The tribe seems to have dwindled in size, and the size of the tribe dramatically drops by over half between the two censuses recorded in the Book of Numbers. Although the Bible places these censuses during the Exodus, some source-critical scholars place their authorship in the period of Priestly Source, which Richard Elliot Freedman dates to between 722 and 609 BC. Other scholars usually place the Priestly Source in the post-exilic period, and some deny its existence altogether. The tribe is included in the Blessing of Moses (DEU 33:6) as found in the Septuagint, whereas the name is omitted from the Masoretic Text.

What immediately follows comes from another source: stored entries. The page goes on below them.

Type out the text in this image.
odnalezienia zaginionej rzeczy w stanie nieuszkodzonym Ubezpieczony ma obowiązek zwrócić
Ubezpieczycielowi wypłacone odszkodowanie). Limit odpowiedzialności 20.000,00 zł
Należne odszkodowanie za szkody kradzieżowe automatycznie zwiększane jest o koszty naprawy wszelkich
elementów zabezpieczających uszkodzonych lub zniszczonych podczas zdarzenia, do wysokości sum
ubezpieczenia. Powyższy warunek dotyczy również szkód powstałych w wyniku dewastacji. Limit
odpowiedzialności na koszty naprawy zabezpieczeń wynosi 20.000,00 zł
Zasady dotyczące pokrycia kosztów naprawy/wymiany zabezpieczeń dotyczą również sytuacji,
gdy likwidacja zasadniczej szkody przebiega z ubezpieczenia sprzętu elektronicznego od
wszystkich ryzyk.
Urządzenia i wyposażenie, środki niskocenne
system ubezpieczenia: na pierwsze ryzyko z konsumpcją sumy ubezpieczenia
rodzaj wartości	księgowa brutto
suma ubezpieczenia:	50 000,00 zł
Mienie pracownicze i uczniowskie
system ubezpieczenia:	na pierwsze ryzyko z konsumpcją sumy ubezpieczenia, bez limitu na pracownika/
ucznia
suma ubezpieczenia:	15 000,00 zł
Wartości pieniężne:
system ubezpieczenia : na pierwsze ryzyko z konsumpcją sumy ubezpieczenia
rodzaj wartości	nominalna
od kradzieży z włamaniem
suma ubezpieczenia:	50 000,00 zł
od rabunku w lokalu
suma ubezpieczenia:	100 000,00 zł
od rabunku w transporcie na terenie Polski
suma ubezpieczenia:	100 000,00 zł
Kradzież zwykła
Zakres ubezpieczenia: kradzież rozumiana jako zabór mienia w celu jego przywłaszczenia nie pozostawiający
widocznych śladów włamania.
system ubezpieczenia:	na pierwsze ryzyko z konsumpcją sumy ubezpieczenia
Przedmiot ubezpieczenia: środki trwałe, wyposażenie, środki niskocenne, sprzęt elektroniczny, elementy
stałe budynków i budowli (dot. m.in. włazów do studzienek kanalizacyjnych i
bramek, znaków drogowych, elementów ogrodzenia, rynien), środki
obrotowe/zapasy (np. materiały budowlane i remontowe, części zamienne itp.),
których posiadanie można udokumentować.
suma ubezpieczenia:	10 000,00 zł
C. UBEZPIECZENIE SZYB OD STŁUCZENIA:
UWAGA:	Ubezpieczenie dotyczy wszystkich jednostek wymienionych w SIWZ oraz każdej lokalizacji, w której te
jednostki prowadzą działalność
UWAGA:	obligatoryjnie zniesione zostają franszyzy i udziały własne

The impression gained from the Books of Chronicles is that the tribe was not entirely fixed in location; at one point it is mentioned that some members of the tribe migrated southwards to Gedor, so as to find suitable pasture for their sheep. In the following verse, which may or may not be related, it is mentioned that during the reign of Hezekiah, part of the tribe came to the land of some Meunim, and slaughtered them, taking the land in their place. Further verses state that about 500 men from the tribe migrated to Mount Seir, slaughtering the Amalekites who had previously settled there.

As part of the Kingdom of Judah, whatever remained of Simeon was ultimately subjected to the Babylonian captivity; when the captivity ended, all remaining distinctions between Simeon and the other tribes in the kingdom of Judah had been lost in favour of a common identity as Jews.

In Revelation 7:7, the Tribe of Simeon is once again listed among the Twelve Tribes of Israel with 12,000 of the sons of Israel from the tribe sealed on the forehead.

== Extrabiblical sources ==
According to a Midrash, many Simeonite widows were married into other Israelite tribes, after the death of 24,000 Simeonite men following the scandal involving Zimri.

A midrash claims that the tribe was deported by the Babylonians to the Kingdom of Aksum (in what is now Ethiopia), to a place behind the dark mountains. Conversely, Eldad ha-Dani held that the tribe of Simeon had become quite powerful, taking tribute from 25 other kingdoms, some of which were Arabians; though he names their location, surviving versions of his manuscripts differ as to whether it was the land of the Khazars or of the Chaldeans (Chaldeans would be an anachronism, though it could possibly refer to Buyid Dynasty Persia).